In the musical, Newton wakes up one day in a bereft, alcoholic stupor, pining for Mary-Lou, the blue-haired earthling who years ago introduced him to gin and television, so he pulls her clothing from under his bed for a good whiff. His assistant, Elly — powerfully played by the seemingly elastic Cristin Milioti, who played the Mother on How I Met Your Mother and who plays a pivotal role in the current, stunning season of Fargo — is in a crumbling marriage and latches on to the idea that Newton adores Mary-Lou indefatigably and attempts to become her. Meanwhile, an angelic muse (Sophia Anne Caruso) visits Newton in visions with promises to bring him back to his home planet, and a Marvel-worthy supervillain named Valentine (Michael Esper), who seems unwittingly hell-bent on killing romance, menaces everyone throughout, leading to an unexpected conclusion. The production wanders a bit from Tevis' taut "Poor Little Rich Boy" theme, but its inherent Bowie-ness works. 
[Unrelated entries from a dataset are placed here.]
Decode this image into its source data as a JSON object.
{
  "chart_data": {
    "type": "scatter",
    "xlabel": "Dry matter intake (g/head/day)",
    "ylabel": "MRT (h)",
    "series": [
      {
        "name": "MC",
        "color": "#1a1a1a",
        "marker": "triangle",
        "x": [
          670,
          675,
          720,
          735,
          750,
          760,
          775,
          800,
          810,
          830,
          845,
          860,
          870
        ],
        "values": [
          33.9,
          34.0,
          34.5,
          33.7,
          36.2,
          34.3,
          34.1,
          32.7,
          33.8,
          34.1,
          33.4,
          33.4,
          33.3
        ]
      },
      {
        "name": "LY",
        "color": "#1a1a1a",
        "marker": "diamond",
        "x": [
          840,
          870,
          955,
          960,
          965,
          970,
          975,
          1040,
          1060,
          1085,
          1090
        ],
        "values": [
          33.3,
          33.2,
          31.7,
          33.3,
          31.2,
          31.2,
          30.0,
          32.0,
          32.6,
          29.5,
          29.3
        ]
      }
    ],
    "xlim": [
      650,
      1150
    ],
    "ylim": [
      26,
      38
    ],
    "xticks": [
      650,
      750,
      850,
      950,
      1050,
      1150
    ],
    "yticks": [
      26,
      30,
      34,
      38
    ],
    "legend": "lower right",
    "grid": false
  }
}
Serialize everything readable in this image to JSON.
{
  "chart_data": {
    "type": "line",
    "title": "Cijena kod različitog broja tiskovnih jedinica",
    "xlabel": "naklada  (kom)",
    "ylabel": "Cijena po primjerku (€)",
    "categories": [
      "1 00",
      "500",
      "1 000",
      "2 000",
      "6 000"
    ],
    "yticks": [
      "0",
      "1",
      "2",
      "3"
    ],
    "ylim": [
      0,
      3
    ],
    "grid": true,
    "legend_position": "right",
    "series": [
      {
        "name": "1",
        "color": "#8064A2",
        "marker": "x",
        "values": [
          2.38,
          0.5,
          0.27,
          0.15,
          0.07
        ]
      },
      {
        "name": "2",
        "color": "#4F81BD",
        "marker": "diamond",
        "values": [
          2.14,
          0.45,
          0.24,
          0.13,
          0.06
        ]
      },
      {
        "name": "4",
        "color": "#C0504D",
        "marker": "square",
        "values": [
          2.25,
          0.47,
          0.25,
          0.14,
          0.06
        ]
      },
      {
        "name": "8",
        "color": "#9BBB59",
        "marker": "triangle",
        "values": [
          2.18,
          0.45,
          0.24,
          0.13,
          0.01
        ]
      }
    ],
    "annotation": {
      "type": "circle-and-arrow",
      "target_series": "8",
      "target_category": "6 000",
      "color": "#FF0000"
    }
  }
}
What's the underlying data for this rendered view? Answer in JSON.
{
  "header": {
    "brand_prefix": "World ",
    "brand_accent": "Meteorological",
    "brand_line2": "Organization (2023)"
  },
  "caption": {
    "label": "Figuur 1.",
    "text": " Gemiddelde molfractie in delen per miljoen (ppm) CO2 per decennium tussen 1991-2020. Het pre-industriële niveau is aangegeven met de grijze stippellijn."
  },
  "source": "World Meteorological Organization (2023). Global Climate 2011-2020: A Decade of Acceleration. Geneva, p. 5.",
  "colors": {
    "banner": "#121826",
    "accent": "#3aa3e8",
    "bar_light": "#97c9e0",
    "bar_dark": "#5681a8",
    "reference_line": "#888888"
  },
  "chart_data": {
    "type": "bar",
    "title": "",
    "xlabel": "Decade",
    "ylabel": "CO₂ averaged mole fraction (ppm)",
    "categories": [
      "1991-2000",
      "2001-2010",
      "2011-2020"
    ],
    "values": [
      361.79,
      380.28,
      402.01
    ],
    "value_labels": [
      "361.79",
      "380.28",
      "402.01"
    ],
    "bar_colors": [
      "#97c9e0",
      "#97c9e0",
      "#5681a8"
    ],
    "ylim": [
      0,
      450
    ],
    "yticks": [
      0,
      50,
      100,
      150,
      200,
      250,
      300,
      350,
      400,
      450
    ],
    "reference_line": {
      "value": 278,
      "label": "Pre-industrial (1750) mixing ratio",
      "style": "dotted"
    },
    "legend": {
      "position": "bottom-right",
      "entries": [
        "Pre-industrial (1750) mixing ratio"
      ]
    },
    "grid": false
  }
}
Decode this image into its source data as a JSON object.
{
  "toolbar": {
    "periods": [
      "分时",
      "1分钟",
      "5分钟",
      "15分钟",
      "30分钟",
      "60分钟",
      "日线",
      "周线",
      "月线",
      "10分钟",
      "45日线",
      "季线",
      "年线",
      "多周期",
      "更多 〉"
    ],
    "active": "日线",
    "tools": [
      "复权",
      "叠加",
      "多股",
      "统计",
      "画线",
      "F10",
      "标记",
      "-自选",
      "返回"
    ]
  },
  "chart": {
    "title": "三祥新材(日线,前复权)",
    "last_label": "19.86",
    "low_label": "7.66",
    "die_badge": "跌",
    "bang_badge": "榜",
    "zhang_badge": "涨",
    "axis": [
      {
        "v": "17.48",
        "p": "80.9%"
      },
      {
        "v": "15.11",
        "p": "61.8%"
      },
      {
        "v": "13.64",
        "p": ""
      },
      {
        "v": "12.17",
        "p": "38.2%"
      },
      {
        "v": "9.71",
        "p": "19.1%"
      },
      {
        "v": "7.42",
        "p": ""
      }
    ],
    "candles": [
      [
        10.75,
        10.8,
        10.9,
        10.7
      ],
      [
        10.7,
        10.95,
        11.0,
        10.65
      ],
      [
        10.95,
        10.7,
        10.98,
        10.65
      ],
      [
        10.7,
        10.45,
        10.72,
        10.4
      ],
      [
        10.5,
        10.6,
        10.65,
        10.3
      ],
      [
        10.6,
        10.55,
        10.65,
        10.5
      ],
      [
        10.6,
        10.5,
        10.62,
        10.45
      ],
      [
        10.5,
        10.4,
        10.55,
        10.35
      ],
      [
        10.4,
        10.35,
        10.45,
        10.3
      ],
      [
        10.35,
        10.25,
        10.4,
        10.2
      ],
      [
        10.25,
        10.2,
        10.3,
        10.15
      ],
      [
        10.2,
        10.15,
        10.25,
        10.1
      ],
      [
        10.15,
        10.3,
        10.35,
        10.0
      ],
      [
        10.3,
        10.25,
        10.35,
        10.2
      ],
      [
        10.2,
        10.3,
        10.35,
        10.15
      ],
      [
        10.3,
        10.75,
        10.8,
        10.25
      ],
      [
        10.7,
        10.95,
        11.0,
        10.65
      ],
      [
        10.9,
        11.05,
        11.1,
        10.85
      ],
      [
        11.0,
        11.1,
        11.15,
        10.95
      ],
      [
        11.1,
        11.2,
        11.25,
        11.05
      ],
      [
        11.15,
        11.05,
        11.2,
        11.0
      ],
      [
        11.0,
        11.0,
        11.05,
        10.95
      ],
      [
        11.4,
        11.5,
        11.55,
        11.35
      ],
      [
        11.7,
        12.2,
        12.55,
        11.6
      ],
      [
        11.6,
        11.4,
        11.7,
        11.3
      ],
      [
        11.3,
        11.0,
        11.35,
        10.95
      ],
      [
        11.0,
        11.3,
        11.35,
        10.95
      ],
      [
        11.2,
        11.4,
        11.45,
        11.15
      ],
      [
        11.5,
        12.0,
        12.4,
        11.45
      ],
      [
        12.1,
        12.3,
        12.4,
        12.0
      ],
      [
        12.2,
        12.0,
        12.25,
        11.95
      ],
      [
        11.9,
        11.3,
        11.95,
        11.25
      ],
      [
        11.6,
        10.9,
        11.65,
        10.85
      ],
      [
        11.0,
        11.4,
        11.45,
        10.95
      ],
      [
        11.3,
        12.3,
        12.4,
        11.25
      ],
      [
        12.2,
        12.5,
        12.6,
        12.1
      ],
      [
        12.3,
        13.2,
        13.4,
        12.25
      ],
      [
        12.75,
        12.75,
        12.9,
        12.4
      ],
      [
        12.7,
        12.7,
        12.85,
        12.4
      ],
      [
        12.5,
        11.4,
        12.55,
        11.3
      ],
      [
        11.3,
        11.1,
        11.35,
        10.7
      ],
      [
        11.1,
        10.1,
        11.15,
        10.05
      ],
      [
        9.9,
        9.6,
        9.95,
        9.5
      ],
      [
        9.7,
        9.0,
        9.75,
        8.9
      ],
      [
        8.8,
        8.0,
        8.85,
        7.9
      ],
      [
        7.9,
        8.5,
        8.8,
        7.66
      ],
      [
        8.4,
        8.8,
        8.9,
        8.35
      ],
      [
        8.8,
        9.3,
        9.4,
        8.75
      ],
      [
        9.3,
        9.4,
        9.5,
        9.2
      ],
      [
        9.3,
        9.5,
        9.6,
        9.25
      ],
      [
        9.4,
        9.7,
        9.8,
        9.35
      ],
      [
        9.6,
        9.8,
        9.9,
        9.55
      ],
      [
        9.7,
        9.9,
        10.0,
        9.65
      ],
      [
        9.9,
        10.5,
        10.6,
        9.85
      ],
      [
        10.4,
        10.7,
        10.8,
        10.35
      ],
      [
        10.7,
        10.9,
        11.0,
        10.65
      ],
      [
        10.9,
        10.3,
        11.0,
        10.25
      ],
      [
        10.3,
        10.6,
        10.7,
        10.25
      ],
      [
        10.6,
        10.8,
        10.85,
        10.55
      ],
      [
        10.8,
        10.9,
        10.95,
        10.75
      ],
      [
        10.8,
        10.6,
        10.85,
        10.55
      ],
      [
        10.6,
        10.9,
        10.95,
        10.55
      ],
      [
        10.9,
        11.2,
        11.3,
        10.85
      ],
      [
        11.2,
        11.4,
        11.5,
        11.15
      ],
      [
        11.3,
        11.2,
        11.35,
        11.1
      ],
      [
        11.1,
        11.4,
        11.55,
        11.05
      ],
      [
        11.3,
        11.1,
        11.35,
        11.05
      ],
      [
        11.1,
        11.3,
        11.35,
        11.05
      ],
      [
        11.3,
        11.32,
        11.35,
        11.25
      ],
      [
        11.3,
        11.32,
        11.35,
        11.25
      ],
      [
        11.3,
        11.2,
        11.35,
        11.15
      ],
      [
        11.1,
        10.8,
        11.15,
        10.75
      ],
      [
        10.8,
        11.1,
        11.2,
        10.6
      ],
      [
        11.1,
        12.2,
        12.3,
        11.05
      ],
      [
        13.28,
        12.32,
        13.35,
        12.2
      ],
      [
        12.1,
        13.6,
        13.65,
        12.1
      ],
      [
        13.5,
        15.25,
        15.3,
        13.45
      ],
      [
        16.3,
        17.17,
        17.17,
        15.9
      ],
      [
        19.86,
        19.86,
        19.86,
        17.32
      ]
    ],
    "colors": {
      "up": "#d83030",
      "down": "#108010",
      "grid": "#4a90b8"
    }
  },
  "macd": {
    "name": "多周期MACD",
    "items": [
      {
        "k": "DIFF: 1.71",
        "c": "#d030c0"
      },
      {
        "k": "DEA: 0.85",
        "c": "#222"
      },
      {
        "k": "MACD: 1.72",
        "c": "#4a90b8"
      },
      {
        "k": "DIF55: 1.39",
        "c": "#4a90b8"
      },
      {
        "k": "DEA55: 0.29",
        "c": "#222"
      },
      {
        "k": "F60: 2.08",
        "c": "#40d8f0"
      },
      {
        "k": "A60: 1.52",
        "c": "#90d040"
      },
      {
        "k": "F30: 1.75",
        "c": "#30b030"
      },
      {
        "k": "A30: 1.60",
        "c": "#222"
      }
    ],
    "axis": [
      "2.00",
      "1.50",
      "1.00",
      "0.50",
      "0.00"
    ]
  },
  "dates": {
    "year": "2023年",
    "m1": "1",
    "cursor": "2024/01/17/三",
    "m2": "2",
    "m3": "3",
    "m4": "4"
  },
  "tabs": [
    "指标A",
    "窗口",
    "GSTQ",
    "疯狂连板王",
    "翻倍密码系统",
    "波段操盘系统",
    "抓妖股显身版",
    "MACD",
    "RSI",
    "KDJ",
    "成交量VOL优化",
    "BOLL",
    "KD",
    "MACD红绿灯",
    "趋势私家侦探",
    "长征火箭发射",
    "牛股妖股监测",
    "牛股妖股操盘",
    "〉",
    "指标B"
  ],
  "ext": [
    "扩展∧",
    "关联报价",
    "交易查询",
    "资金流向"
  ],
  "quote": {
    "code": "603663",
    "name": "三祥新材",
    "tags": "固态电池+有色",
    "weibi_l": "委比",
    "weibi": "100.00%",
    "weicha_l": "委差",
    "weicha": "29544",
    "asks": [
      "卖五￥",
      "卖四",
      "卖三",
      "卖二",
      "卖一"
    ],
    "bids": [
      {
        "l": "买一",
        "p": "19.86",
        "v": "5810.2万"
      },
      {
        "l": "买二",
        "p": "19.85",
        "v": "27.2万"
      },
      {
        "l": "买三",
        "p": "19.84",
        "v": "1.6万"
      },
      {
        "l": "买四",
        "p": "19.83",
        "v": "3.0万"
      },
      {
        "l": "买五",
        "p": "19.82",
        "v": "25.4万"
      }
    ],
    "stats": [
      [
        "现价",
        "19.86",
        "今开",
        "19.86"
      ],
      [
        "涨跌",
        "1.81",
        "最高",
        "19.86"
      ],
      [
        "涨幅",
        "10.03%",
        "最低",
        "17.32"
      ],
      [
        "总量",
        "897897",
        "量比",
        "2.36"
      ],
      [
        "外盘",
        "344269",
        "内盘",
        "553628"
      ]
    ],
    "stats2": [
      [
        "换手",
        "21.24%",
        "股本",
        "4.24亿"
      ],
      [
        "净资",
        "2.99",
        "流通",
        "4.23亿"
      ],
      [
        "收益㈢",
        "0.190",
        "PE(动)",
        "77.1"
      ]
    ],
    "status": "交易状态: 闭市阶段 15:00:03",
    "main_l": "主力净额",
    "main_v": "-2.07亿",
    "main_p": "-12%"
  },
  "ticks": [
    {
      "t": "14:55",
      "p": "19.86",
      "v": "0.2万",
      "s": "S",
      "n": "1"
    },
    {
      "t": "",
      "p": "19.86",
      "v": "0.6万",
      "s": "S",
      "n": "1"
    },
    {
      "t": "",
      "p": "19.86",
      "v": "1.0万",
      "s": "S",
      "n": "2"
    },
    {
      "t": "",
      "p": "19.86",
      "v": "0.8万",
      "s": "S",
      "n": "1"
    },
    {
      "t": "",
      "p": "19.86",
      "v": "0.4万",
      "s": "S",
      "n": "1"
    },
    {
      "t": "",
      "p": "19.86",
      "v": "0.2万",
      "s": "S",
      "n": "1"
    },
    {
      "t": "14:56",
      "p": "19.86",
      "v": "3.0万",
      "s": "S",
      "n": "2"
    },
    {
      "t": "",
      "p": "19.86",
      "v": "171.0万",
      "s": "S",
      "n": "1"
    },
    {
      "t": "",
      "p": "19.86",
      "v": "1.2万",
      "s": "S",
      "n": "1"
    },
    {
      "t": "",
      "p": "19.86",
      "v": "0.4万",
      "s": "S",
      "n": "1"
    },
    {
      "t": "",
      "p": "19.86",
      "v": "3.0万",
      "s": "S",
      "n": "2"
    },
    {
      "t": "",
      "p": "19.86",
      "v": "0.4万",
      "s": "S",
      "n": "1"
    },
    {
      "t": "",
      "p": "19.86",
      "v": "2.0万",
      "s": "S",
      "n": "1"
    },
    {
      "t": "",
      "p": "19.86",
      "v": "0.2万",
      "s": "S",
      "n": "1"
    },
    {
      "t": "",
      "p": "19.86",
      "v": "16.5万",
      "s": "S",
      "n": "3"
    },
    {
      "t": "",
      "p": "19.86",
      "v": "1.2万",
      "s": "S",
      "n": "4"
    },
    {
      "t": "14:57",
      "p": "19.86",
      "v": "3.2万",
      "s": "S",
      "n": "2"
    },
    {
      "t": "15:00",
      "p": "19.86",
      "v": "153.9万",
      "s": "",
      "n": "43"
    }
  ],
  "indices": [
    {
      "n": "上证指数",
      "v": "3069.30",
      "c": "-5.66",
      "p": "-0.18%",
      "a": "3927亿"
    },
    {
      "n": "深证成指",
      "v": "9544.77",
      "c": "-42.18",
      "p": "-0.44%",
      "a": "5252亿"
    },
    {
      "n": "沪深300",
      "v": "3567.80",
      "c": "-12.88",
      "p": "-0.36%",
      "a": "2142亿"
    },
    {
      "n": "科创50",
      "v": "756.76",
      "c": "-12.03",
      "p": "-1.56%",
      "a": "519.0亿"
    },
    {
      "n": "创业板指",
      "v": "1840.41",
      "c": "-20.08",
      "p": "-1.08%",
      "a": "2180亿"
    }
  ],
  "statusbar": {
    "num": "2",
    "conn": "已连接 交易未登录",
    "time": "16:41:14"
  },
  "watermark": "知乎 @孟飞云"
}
Michael C. Hall; Cristin Milioti; LAZARUS
Michael C. Hall and Cristin Milioti in 'Lazarus' Jan Versweyveld

What makes Lazarus more than your run-of-the-mill drunk-alien-can't-die-so-he-teams-with-an-invisible-friend-to-build-a-rocket story is van Hove's (and likely also Bowie's) imaginative eye. The set is sparse: an open fridge filled with gin bottles, a record player and stacks of LPs (by the show's creator), a ruffled bed and windows that offer scenic views of the band. A giant TV screen mirrors the onstage action and, in a strange turn, offers an odd glimpse of a repentant Alan Cumming, and the set itself is often bathed in projections. But everything becomes so much more than ordinary, especially when the actors come alive.

Hall somehow channels Bowie's cutting vocal tone when he sings and even affects the singer's slight vibrato. Milioti deftly transitions from pensive crooning to full-on howling as she cannonballs across the room, all in the course of "Changes," and pulls off other acrobatic feats while singing. (Note, too, that the most alien thing about the production isn't Newton but the Nosferatu-like way the actress lifts her body from a lying position to standing in less than a second while wearing stilettos.) Caruso breathes just enough drama into the cavemen and sailors of "Life on Mars" after years of overdramatic cover versions. It's all strange and wonderful and heartbreaking and funny in alternating measure. (At one point, during previews, the audience broke out into laughter when a rocket ship gaffer-taped to the floor sprouted "blast-off" wind behind it on the big TV.)

Lazarus may bear all the earmarks of a bad idea — a continuation of another story, a single-artist soundtrack, a television serial killer singing — but the plot is coherent, the songs are great and the performances are kinetic. Newton's unflappable loneliness is depressing, but it's also compelling. Maybe all the drinking was worth it after all.